News | Work in Progress IV. Incels. Geschichte, Sprache und Ideologie.

Wir begleiten die Autorin Veronika Kracher bei der Entstehung ihres Buches über Incels.

Das Set von Sheldons und Leonards Wohnzimmer in »Big Bang Theory« (Foto: NASA Blueshift / CC BY creativecommons.org/licenses/by/2.0) commons.wikimedia.org/wiki/File:The_Big_Bang_Theory,_Apartment_4A_(5029599593).jpg

Work in Progress: An dieser Stelle begleiten wir Veronika Kracher Woche für Woche bei der Entstehung ihres Buches und präsentieren Interviews und Textauszüge. 

Die Frankfurter Journalistin und Autorin Veronika Kracher arbeitet derzeit an einem Buch über Incels – unfreiwillig im Zölibat Lebende (»Involuntary Celibates«). Incels, so Kracher,  sind  Ausdruck einer Gesellschaft, in der die Abwertung des Weiblichen an der Tagesordnung ist. Sie treffen sich in Onlineforen und auf Imageboards und lamentieren darüber, keinen Sex zu haben, obwohl dieser ein natur- gegebenes männliches Grundrecht sei. Obwohl Incels schon zahlreiche Gewalt- und Terrorakte begangen haben, wurde das Phänomen gerade im deutschsprachigen Raum bisher nur sehr oberflächlich analysiert. Mit ihrem Buch, das die Geschichte der Bewegung nachzeichnet, die Memes und Sprache der Incels erklärt, ihre Ideologie analysiert und eine sozialpsychologische Auseinandersetzung mit diesem Online-Kult anstrebt, will Veronika Kracher diese Lücke füllen. 

Nachdem wir sie in der vergangenen Woche nach dem theoretischen Hintergrund ihrer Arbeit befragt haben, wollen wir in dieser Woche das Verhältnis von Incel-Ideologie und Alt-Right ein wenig vertiefen. 

Zwei Aspekte würde ich gerne etwas vertiefen. Du sprichst zum einen davon, dass die Kampagne gegen die Kulturwissenschaftlerin Anita Sarkeesian als Ursprung der Alt-Right gelten kann, also eine durch und durch antifeministische Kampagne. Vielleicht kannst du anhand dessen noch einmal erklären, wo die Verbindungslinien und Überschneidungen zwischen Incel-Szene und Alt-Right liegen, welche Bezugspunkte sie teilen und wo es vielleicht auch personelle Überschneidungen gibt. 

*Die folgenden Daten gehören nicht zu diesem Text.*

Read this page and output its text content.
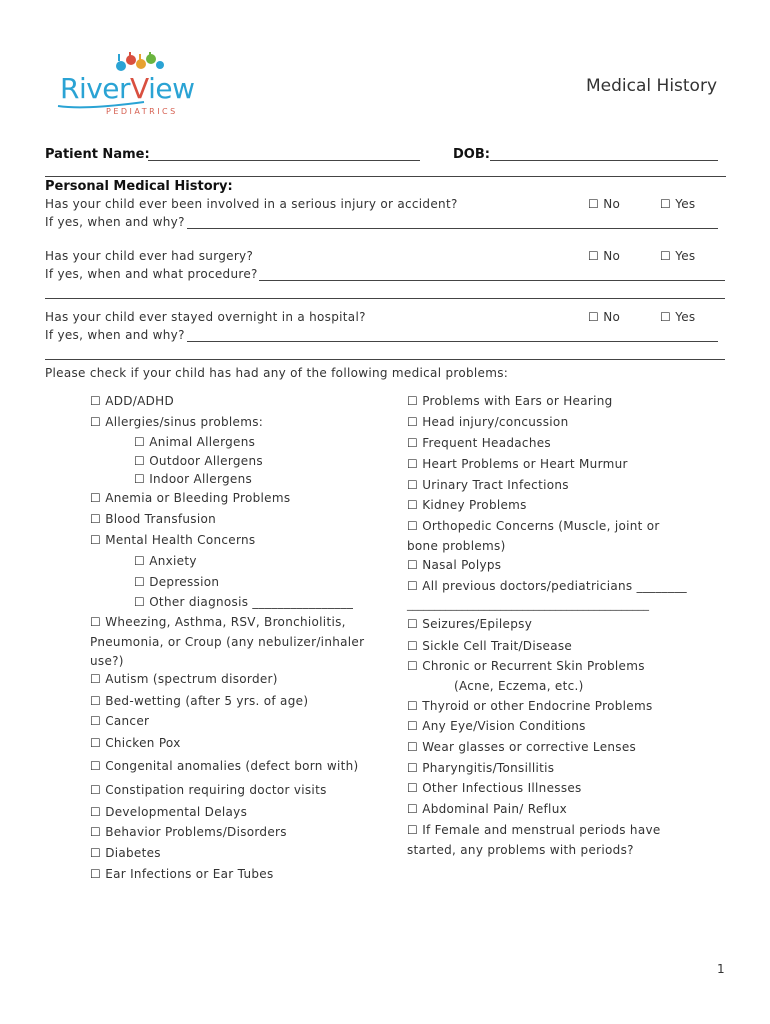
RiverView
PEDIATRICS
Medical History
Patient Name:	DOB:
Personal Medical History:
Has your child ever been involved in a serious injury or accident? ☐	No ☐	Yes
If yes, when and why?
Has your child ever had surgery? ☐	No ☐	Yes
If yes, when and what procedure?
Has your child ever stayed overnight in a hospital? ☐	No ☐	Yes
If yes, when and why?
Please check if your child has had any of the following medical problems:
☐ ADD/ADHD
☐ Allergies/sinus problems:
☐ Animal Allergens
☐ Outdoor Allergens
☐ Indoor Allergens
☐ Anemia or Bleeding Problems
☐ Blood Transfusion
☐ Mental Health Concerns
☐ Anxiety
☐ Depression
☐ Other diagnosis ________________
☐ Wheezing, Asthma, RSV, Bronchiolitis,
Pneumonia, or Croup (any nebulizer/inhaler
use?)
☐ Autism (spectrum disorder)
☐ Bed-wetting (after 5 yrs. of age)
☐ Cancer
☐ Chicken Pox
☐ Congenital anomalies (defect born with)
☐ Constipation requiring doctor visits
☐ Developmental Delays
☐ Behavior Problems/Disorders
☐ Diabetes
☐ Ear Infections or Ear Tubes
☐ Problems with Ears or Hearing
☐ Head injury/concussion
☐ Frequent Headaches
☐ Heart Problems or Heart Murmur
☐ Urinary Tract Infections
☐ Kidney Problems
☐ Orthopedic Concerns (Muscle, joint or
bone problems)
☐ Nasal Polyps
☐ All previous doctors/pediatricians ________
____________________________________________
☐ Seizures/Epilepsy
☐ Sickle Cell Trait/Disease
☐ Chronic or Recurrent Skin Problems
(Acne, Eczema, etc.)
☐ Thyroid or other Endocrine Problems
☐ Any Eye/Vision Conditions
☐ Wear glasses or corrective Lenses
☐ Pharyngitis/Tonsillitis
☐ Other Infectious Illnesses
☐ Abdominal Pain/ Reflux
☐ If Female and menstrual periods have
started, any problems with periods?
1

Während Antifeminismus in Online-Communities von 4chan bis 9gag schon immer irgendwie dazu gehörte – einerseits weil er gesamtgesellschaftlich dazugehört, andererseits aufgrund eines grundlegenden Missverständnis von Konzepten wie »Satire« oder »schwarzer Humor«, oder weil man bewusst moralische Grenzübertritte begehen will – hat »Gamer Gate« ihn auf eine unbekannte und brutale Spitze getrieben. Wortführer der Alt-Right wie Milo Yiannopolous oder Steve Bannon waren aktiv an Hasskampagnen gegen Frauen in der Videospielbranche beteiligt und sprachen von einem »Kulturkrieg«, der ausgefochten wurde um eine feministische und männerfeindliche Agenda zu verbreiten.

Incels teilen sich zahlreiche ideologische Parallelen mit der Alt-Right, die in einem opferkultischen Verschwörungsdenken kulminieren, das besagt, dass der Feminismus – und die dahinter steckenden Juden der Frankfurter Schule – eine politische und kulturelle Hegemonie darstellt und der heterosexuelle weiße Cis-Mann, sobald er dagegen aufmuckt, direkt von der Political-Correctness-Polizei ins Feminismus-Gulag geschickt wird. Der glühende Antifeminismus der Alt-Right, der immer wieder in Shitstorms und Angriffe umschlägt, und stellenweise sogar in Verschwörungsideologien wie dem »Pizzagte« mündet, welche dazu führte, dass ein bewaffneter Mann in einer Pizzeria um sich schoss, die einen von Hillary Clinton geleiteten Kinderporno-Ring beherbergen sollte (!) stieß bei ohnehin schon latent misoygnen und von dem Mangel an Dating-Erfolg frustrierten jungen Männern natürlich auf fruchtbaren Boden.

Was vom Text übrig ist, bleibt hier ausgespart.